I am trying to convert my flat ROOT ntuples into dataframes (via arrays). Currently, I am using root_numpy and would like to use uproot instead to avoid any ROOT dependencies.
I have a list of string names of the 20 variables to save (from a total of 104 variables in the tree) named vars_to_save.
In root_numpy I use:
rootFile = ROOT.TFile(f)
intree = rootFile.Get(tree_name)
arr = tree2array(intree,branches=vars_to_save)

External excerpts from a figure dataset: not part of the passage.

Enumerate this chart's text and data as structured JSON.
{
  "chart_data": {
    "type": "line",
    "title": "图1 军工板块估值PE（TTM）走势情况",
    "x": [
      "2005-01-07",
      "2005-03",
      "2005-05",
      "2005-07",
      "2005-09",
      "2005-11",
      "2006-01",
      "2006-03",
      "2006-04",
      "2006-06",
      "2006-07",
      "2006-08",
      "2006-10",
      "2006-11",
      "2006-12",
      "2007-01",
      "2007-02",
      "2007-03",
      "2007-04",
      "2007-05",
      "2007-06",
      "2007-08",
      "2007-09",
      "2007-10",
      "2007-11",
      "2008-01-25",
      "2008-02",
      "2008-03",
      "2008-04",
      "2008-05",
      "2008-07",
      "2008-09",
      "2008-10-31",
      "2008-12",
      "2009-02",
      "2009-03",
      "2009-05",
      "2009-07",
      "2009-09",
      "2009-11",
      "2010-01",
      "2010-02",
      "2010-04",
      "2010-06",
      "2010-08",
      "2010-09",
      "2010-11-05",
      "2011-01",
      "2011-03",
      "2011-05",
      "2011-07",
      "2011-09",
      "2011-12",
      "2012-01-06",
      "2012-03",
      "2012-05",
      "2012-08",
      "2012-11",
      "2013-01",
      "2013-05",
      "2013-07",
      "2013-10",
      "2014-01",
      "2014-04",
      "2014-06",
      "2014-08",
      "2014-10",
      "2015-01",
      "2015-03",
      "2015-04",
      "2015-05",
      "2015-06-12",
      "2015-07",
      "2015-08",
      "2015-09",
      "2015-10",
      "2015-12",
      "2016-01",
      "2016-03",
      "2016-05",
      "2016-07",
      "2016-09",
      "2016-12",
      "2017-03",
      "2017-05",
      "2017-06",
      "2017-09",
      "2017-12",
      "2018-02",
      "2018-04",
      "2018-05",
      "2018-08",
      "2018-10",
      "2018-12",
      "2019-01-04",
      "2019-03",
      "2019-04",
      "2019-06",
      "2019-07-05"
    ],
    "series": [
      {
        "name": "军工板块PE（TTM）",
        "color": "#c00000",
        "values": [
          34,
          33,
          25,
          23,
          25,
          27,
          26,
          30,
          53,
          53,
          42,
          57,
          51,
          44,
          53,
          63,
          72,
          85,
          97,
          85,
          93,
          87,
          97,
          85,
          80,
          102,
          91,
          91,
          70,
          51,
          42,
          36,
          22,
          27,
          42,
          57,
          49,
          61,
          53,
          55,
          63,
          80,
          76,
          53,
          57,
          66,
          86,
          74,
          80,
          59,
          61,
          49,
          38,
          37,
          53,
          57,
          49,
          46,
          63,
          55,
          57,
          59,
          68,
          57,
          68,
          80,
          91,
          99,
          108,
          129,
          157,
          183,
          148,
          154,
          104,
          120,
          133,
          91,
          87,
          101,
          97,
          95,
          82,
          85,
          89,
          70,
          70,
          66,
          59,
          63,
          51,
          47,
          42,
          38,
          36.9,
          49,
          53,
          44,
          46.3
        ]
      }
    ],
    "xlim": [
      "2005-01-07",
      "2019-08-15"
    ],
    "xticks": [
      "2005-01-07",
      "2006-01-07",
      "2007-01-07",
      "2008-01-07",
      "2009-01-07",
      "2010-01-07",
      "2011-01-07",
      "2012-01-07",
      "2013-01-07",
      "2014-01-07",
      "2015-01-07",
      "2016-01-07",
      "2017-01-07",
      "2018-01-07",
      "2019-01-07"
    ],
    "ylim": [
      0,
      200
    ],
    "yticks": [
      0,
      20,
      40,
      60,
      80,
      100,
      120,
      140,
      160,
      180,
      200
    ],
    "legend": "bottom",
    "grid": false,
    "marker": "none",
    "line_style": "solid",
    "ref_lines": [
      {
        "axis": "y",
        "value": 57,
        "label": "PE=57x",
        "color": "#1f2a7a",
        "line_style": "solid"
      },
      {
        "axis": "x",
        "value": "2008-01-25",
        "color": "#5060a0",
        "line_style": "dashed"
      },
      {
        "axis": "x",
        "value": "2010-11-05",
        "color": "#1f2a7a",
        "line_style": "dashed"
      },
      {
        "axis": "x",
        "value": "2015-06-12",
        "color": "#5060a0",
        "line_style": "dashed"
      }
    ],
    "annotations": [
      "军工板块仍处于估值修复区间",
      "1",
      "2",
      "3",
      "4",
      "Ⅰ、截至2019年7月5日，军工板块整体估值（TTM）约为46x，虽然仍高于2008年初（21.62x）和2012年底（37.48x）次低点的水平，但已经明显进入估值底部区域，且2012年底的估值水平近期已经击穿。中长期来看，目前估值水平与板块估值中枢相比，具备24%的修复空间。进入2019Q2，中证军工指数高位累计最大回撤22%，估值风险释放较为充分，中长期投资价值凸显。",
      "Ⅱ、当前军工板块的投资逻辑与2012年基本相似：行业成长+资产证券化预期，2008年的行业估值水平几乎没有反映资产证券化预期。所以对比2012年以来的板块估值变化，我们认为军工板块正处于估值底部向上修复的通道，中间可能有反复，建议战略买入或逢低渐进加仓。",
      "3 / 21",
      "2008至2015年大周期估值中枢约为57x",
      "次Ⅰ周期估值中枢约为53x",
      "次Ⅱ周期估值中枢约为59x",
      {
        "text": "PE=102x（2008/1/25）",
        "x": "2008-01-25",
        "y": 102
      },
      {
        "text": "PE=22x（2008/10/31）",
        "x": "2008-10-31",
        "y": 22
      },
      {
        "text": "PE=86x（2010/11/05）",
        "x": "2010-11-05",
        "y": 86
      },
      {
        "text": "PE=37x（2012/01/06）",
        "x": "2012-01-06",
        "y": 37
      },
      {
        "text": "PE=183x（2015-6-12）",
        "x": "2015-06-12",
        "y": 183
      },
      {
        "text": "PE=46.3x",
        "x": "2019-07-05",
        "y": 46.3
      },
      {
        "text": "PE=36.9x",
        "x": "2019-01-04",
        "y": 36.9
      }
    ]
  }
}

df_root_numpy = pd.DataFrame(arr)
with this taking ~ 2 seconds ( for 491176 events and the 20 variables in the list of strings vars_to_save)
In uproot I have tried:
#attempt 1
tree = uproot.open(f)[tree_name]
df_uproot = tree.pandas.df(vars_to_save)
#attempt 2
tree = uproot.open(f)[tree_name]
df_uproot = tree.arrays(vars_to_save, outputtype=pd.DataFrame)
#attempt 3
tree = uproot.open(f)[tree_name]
arr = tree.arrays(vars_to_save)
df_uproot = pd.DataFrame(arr)[vars_to_save]
with each taking ~ 45 seconds ( around 20 times slower). In attempt 3 I notice that the tree.arrays() step is the slowest step taking around 40 seconds.
Is there a way in uproot to speed up this operation?